But that’s who he is. If the idea was to introduce Clinton to the nation last week, his acceptance speech was a true portrait. For 53 minutes, the three faces of Bill-person, politician and policy wonk–struggled for ascendancy, with varied results. Prolixity tranquilized passion. The policy wonk fared worst: even an orator of Mario Cuomo’s power -would have had trouble selling the Madison Square Garden Democrats on some of the ideas Clinton seems to be nibbling around, especially the whittling away of bureaucrats (100,000 fewer in four years was Clinton’s promise). The Democrats are the party of bureaucracy; public-sector-employee unions controlled about 25 percent of all delegates last week. They represent the bleeding heart of the Democratic Party, the special interest Clinton courted most assiduously through the primaries–and they sat on their hands for his best idea, the one that has generated ovations all year: a universal college-loan program that would allow students to pay off their education with two years of service (at a lower, nonunion wage) as teachers, social workers, cops and so on. The party of teachers and social workers is skeptical about such things. Indeed, most delegates probably disagree with their nominee on the “empowerment vs. entitlement” question. People who are “empowered” (another loathsome, but useful, word)-who manage their own housing projects, choose their own schools-have less need for bureaucracies to do it for them.

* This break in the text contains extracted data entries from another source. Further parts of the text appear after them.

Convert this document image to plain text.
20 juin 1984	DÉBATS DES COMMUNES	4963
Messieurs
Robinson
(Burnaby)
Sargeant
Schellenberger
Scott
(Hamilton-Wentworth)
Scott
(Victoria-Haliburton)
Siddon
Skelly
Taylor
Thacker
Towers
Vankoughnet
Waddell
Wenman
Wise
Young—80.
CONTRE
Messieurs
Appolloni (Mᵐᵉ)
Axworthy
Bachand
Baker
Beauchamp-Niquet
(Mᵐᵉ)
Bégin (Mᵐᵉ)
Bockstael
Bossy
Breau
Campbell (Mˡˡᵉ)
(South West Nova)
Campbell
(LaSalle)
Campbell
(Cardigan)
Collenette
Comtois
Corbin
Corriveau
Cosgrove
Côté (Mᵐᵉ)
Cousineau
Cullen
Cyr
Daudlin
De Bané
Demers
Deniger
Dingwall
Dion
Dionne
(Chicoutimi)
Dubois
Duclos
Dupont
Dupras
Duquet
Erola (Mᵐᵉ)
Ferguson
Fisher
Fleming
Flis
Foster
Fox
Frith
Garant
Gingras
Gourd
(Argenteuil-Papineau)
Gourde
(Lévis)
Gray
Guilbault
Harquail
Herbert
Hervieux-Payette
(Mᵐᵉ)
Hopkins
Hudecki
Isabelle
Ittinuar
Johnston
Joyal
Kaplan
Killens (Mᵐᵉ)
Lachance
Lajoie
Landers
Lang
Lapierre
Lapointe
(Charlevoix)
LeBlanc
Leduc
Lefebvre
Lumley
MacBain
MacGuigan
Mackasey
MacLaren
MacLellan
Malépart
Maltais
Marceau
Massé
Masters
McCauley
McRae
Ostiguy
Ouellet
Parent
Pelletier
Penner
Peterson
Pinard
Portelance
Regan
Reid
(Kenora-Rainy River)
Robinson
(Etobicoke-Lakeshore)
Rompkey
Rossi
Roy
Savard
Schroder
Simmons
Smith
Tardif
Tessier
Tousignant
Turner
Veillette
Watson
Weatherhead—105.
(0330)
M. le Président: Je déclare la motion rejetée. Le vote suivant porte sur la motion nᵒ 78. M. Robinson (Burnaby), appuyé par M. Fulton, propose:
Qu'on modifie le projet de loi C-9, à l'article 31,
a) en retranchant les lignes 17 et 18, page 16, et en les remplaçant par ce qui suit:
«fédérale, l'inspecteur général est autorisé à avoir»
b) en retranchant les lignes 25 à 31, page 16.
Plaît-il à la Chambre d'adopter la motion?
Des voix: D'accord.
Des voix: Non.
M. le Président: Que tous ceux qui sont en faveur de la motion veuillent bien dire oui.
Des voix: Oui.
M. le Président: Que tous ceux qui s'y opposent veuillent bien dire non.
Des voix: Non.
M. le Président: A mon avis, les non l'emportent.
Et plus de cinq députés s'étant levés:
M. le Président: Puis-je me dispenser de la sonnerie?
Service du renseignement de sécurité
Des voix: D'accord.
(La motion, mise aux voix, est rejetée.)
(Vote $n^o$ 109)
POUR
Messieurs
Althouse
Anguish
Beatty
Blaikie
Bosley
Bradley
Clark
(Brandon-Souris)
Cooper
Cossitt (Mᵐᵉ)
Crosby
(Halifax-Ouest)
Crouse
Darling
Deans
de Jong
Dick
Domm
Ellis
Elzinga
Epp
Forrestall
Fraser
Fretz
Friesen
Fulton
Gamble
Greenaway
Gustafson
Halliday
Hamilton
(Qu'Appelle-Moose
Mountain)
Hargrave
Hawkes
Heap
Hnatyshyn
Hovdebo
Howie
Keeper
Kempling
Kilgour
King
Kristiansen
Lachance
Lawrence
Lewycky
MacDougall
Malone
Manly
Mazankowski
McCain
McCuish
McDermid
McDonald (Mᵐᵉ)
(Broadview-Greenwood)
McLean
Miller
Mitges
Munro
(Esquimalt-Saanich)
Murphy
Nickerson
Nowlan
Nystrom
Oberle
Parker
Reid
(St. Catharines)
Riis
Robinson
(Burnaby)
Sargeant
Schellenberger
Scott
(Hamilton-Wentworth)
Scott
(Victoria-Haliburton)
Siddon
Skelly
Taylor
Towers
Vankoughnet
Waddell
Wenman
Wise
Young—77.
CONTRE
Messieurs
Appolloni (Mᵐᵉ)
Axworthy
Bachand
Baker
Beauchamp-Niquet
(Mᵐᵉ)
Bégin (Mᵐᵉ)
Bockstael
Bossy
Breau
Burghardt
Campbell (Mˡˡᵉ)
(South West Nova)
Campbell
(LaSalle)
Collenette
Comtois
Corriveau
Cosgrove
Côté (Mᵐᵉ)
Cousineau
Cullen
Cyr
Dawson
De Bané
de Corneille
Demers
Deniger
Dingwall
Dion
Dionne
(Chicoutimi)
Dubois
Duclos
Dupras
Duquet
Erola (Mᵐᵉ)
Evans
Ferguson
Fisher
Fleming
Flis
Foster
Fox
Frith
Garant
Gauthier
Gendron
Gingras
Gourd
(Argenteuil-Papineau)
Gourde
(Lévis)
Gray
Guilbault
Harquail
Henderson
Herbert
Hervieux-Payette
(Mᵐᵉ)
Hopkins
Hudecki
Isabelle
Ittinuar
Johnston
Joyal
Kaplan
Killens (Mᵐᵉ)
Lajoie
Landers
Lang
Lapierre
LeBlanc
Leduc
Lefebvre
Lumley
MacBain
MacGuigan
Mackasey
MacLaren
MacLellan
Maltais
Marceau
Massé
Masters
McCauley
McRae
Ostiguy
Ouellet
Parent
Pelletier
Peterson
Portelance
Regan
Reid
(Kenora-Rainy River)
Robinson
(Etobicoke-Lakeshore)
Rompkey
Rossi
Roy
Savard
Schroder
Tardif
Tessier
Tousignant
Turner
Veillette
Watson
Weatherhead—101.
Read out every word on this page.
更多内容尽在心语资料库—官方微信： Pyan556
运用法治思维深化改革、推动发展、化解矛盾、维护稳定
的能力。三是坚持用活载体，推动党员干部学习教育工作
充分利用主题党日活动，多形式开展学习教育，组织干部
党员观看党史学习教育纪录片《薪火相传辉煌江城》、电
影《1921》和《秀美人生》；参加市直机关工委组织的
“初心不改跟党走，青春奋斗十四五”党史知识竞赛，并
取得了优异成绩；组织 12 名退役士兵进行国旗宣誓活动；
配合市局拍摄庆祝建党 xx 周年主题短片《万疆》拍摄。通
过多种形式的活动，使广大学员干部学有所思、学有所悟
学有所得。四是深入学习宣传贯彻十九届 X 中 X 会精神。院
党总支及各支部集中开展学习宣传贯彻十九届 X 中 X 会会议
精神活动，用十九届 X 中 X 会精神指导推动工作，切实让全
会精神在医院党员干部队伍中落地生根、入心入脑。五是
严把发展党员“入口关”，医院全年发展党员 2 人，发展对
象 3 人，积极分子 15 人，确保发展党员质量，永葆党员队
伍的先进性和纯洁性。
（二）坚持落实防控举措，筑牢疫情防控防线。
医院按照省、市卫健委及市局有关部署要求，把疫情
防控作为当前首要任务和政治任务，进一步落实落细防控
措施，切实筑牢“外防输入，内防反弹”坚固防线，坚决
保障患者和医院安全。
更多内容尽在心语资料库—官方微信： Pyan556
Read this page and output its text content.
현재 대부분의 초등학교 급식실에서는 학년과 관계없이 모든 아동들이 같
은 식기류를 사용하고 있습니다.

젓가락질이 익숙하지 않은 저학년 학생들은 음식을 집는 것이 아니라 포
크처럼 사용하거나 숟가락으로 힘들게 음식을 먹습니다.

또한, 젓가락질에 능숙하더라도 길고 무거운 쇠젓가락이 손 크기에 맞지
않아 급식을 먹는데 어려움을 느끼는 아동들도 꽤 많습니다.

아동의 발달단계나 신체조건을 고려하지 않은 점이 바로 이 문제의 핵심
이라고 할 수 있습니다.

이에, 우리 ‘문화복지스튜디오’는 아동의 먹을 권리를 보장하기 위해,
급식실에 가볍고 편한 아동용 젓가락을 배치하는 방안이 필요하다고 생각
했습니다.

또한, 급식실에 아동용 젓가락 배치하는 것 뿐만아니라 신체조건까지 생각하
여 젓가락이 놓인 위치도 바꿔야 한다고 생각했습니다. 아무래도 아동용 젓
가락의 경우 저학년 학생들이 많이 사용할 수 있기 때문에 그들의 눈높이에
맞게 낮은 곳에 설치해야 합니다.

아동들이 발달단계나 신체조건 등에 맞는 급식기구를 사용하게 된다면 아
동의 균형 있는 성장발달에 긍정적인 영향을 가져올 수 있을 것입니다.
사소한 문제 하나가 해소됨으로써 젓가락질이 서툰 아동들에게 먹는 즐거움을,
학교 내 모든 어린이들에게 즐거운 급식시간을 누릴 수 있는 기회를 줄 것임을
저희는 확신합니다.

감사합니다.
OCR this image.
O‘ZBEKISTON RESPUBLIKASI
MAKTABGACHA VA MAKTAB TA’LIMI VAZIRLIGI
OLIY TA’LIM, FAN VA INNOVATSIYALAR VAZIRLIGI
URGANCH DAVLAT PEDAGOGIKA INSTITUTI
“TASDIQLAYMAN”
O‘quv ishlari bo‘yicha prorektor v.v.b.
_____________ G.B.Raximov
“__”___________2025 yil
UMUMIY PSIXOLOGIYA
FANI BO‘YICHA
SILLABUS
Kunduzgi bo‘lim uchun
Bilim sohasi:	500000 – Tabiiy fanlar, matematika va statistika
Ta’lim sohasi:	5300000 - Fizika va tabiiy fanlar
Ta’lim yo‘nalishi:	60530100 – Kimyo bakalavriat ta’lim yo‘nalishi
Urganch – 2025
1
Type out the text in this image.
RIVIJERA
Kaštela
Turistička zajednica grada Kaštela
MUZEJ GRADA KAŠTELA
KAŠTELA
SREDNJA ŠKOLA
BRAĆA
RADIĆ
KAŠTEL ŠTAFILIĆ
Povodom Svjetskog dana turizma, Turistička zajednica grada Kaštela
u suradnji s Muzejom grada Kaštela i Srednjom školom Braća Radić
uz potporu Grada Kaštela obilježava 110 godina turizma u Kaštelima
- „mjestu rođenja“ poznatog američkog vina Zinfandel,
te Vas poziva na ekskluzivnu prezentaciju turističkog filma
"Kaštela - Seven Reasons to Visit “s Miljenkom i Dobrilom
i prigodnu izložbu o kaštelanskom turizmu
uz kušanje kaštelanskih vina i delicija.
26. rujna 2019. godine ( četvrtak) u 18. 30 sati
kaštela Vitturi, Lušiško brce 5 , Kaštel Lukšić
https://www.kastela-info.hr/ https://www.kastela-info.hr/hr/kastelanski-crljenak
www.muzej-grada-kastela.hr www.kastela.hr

Clinton’s more important struggle was to pull his party away from social issues (abortion, gay rights) to the populist economic stuff that wins elections. All week long the easiest way to touch off an outburst in the hall was to mention Anita Hill. “These are the party activists,” Chairman Ron Brown admitted. “You talk about jobs and they’ll clap. You talk about choice and they’ll scream.” Clinton’s speech left them applauding rather than screaming; it may have played better in America than in the hall (although the candidate remains in serious need of an editor with a bullwhip).

Clinton the Pol fared much better. Indeed, he had a spectacular week, taming the party’s assorted spoilsports without much of a fuss. Jesse Jackson and Jerry Brown were denied network television time (Brown’s week long temper tantrum was perhaps the most overt case of sibling rivalry in American political history; his sister Kathleen, the California state treasurer, is now one of the Democrats’ brightest hopes). Cuomo, who started the week with one of his Mario Moments on “Meet the Press,” repeating seven times that Clinton would raise taxes, gave a splendid, unequivocal nominating speech. And Clinton’s own speech was politically adept, inoculating him against the Republicans’ probable lines of attack-family value’s and his record in Arkansas. He even led the Democrats in the Pledge of Allegiance. More important, the Clinton operation continued to show its toughness. When the execrable Sally Jessy Raphael turned up another woman who claimed to have had an affair with the governor, Clinton’s staff had a list of phone numbers ready-former spouses, employers, friends and neighbors who said the woman couldn’t be trusted. Perhaps the most memorable line of the week-and the one that summarized the political staff’s take-no-prisoners attitude-was Cajun Ninja Consultant James Carville’s reaction to a suggestion that the campaign “reach out” to Perot adviser Hamilton Jordan: “I wouldn’t piss down his throat if his heart was on fire.”

The Bill Clinton who reintroduced himself to the nation last week would never think such a thing, of course. And this was the key to his resurgence, more important than policy or polities: in a week when Ross Perot broke a million hearts without breaking a sweat and George Bush was gone fishing, Bill Clinton was there, solid, persistent, maybe even dependable. He was beginning to seem the very opposite of a philanderer–a dogged suitor, not too good on the sweet talk, but earnest, thoughtful, well intentioned. “He spoke a language women understand,” said Ann Lewis, a Democratic strategist. “He said he learned his courage and fighting spirit from his mother.” This is a different sort of strength from Ronald Reagan’s bargain-basement John Wayne or George Bush’s failed attempt at Gary Cooper (“I’m a quiet man. . .”). It is more subtle, a relentless equanimity: this is a man who talks covenants. The Republicans will seek to exploit the equivocation that Clinton uses to maintain that equanimity, and they will, no doubt, succeed in bringing the Democrats down some from last week’s high. The post-convention polling “bump” was too fat to be very credible. But it was not unwelcome. After a year spent digging himself out of a hole, Clinton may well enjoy the exhilaration and risks that come with operating at higher altitudes.